Sabal Trail's Request for Rehearing Denied - What's next for the pipeline and industry?

Published 1 Feb, 2018

In August of last year, the U.S. Court of Appeals for the District of Columbia Circuit (DC Circuit), in a 2-1 decision, found that the Federal Energy Regulatory Commission (FERC) had not adequately considered the greenhouse gas (GHG) emissions that could be indirectly caused by the construction of Sabal Trail and its related pipeline projects. Yesterday, the court denied requests by Sabal Trail and FERC for rehearing. If FERC can issue within seven days its final environmental document and an order reaffirming the issuance of the certificate for the projects, the DC Circuit decision should not impact the operation of the pipelines involved. However, for the industry, this case creates even more uncertainty about future appeals and how the reversal of FERC decisions could impact the operations of a pipeline already in-service.

A Brief Background

A disconcerting aspect of the DC Circuit's August decision for FERC and the industry is that the DC Circuit not only remanded the case to FERC for a more robust GHG analysis, but it also vacated the certificate order. In past DC Circuit decisions, the court did not vacate a certificate without conducting a thorough analysis of the seriousness of the order's deficiencies and the disruptive consequences that vacating the certificate might have on the applicant. Here, the court vacated the certificate without any discussion of these factors.

Not surprisingly, both FERC and the pipeline proponents filed for a rehearing by the panel that issued the decision and a rehearing by the entire court, asking the court to essentially follow its prior cases and undertake the expected analysis, which they asserted would lead to a simple remand of the case to FERC without putting the certificate authority for the pipeline at risk. These are the requests that the court denied yesterday without comment.

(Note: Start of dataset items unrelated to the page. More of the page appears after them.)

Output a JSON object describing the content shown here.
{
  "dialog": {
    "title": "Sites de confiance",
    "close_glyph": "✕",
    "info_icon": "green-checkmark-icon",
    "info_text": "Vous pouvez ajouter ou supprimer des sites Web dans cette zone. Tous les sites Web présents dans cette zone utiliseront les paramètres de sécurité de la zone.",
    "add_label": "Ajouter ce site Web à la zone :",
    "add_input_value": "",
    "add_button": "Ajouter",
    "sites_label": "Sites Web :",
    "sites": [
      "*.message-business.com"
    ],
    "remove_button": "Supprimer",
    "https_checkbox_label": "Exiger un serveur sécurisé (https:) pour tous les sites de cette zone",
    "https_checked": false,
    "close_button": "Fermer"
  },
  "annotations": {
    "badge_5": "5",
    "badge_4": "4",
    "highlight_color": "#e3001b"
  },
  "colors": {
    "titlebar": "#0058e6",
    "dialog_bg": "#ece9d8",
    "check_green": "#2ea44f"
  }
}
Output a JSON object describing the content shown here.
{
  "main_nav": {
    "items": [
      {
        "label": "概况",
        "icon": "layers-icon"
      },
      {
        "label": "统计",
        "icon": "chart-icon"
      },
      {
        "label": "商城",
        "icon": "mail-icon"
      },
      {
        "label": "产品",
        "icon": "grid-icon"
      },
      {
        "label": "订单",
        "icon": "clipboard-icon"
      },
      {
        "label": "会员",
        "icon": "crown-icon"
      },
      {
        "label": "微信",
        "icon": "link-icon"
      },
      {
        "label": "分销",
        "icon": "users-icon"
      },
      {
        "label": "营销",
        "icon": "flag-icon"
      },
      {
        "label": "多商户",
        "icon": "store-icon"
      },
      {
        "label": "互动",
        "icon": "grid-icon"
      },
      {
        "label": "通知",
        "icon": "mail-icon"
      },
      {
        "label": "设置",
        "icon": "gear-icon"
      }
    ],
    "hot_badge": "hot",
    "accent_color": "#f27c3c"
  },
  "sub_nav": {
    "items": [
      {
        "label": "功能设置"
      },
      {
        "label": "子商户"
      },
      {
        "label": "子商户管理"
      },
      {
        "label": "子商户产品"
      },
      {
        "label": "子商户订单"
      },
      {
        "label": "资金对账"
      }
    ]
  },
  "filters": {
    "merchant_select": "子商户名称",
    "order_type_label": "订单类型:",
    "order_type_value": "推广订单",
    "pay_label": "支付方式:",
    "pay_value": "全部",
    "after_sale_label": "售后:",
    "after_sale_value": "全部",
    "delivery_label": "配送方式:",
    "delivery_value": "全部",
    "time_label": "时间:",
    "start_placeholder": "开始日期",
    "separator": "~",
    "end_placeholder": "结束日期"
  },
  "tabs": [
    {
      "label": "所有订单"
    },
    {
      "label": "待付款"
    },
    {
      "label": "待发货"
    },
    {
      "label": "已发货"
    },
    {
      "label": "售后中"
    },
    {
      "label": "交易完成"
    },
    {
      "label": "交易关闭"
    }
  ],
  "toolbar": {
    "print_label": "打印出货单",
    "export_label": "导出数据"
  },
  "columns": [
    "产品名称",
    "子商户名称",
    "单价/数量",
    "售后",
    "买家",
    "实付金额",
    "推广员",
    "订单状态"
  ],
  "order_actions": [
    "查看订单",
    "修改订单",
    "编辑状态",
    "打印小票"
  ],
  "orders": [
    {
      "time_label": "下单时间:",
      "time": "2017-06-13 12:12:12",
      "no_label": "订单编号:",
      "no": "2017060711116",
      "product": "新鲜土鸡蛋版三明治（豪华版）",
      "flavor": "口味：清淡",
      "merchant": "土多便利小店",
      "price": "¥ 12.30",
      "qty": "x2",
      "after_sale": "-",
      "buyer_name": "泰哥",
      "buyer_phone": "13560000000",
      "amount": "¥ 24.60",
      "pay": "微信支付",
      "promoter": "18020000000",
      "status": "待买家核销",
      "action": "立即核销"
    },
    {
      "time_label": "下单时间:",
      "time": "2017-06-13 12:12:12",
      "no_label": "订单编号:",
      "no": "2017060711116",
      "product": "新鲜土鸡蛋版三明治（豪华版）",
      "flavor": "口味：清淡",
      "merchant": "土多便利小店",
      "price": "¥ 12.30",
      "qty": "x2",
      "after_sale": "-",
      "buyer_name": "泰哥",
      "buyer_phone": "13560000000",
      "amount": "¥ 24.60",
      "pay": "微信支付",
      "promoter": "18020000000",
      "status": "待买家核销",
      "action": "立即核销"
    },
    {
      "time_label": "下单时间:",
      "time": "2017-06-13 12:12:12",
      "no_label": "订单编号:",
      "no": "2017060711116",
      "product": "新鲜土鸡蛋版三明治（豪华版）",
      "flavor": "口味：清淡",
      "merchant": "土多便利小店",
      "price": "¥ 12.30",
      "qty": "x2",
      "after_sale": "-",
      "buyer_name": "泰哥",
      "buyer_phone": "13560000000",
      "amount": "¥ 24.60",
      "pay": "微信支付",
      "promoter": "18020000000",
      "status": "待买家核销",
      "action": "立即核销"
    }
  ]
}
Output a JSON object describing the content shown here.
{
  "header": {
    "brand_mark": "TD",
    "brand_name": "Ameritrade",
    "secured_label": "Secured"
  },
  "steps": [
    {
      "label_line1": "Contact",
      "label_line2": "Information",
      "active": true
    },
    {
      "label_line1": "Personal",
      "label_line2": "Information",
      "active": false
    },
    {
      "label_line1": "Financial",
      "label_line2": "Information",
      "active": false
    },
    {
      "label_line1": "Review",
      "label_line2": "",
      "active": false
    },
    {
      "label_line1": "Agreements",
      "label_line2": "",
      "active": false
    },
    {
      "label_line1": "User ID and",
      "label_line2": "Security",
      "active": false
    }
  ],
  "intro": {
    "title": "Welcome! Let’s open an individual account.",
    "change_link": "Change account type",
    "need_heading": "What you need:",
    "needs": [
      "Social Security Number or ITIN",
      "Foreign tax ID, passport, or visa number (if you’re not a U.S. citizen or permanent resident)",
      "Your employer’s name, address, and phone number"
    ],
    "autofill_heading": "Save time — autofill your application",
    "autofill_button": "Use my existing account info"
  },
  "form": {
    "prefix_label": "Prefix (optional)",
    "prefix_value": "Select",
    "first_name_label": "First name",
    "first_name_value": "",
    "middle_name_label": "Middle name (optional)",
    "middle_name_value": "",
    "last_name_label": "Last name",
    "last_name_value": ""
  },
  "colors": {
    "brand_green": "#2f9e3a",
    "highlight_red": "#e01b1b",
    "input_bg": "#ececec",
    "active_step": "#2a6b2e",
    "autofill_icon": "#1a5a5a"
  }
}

Impact on Sabal Trail and Related Projects

FERC issued a Draft Supplemental Environmental Impact Statement (Draft SEIS) on September 27, 2017 to address the deficiencies identified by the DC Circuit in its August order. Comments on the Draft SEIS were accepted until November 20, 2017, but FERC has yet to issue a Final SEIS. Under the order issued by the court back in August, the court's vacating of the FERC certificate would not take effect until seven days after the disposition of any timely petition for rehearing. Thus, the issuance yesterday creates the possibility that the authority to construct and operate the pipeline will terminate in seven days unless FERC takes some action before then.

The regulations regarding environmental review allows FERC to issue an order immediately upon issuance of the Final SEIS. While normally an agency decision must not be made until 30 days after the Final SEIS is issued, there is an exception for decisions that are subject to a formal internal appeal. Because FERC has a formal rehearing process for the order that would reaffirm the certificate, the regulations allow for the period for appeal of the decision and the 30-day period required following issuance of the Final SEIS to run concurrently. If FERC fails to reaffirm the certificate within seven days, FERC and the project proponents could seek a stay of the decision from the United States Supreme Court. Failing that, it would appear that the pipeline would need to cease operations until FERC could reaffirm the issuance of the certificate.

As explained by the project's proponents, Duke Energy needs the natural gas from the project so that its Citrus County power plant can enter service as scheduled in 2018. Duke cannot retire 1960s-era coal-fired power plants until the Citrus County plant is brought into service, and that plant is dependent on the project. Similarly, if FERC's certificates are vacated, Florida Southeast will be unable to construct the 5.2-mile lateral pipeline (scheduled for first-quarter 2018) that will serve as "the only source of natural gas" for the new Okeechobee Clean Energy Center, needed to meet growing demand. Without that project, Florida Power & Light and Duke will likely have to deploy more costly, less efficient, and less "clean" fuels, such as coal and fuel oil, to meet demand. We expect that the project proponents will be strongly urging FERC to take some action in the next seven days to avoid these adverse consequences.

Impact on the Industry

Perhaps the biggest impact on the industry from this case is that the ruling provides a precedent for future challenges to FERC decisions that will allow the court to vacate FERC decisions without undertaking the analysis required by the DC Circuit's own prior cases. The risk of a FERC certificate being vacated, prior to this decision, was considered very low because the court had to essentially find that the FERC error was so egregious that it outweighed the significant disruption that vacating the certificate would cause to an operating pipeline.

Now, it appears that the DC Circuit believes it can abandon any such analysis and order that the FERC decision be vacated for relatively minor errors in FERC's analysis. If, in fact, this is the DC Circuit's new position, the risk to project proponents has greatly increased. This decision could well be a response by the DC Circuit to past decisions in which the court simply remanded the case to FERC and was disappointed in the promptness of FERC's corrective action on remand. The risk for future projects is that FERC can not address the error identified by the DC Circuit as quickly as it could in this case, and that the court's decision becomes final before FERC takes remedial action, which could lead to shutdowns for operating pipelines.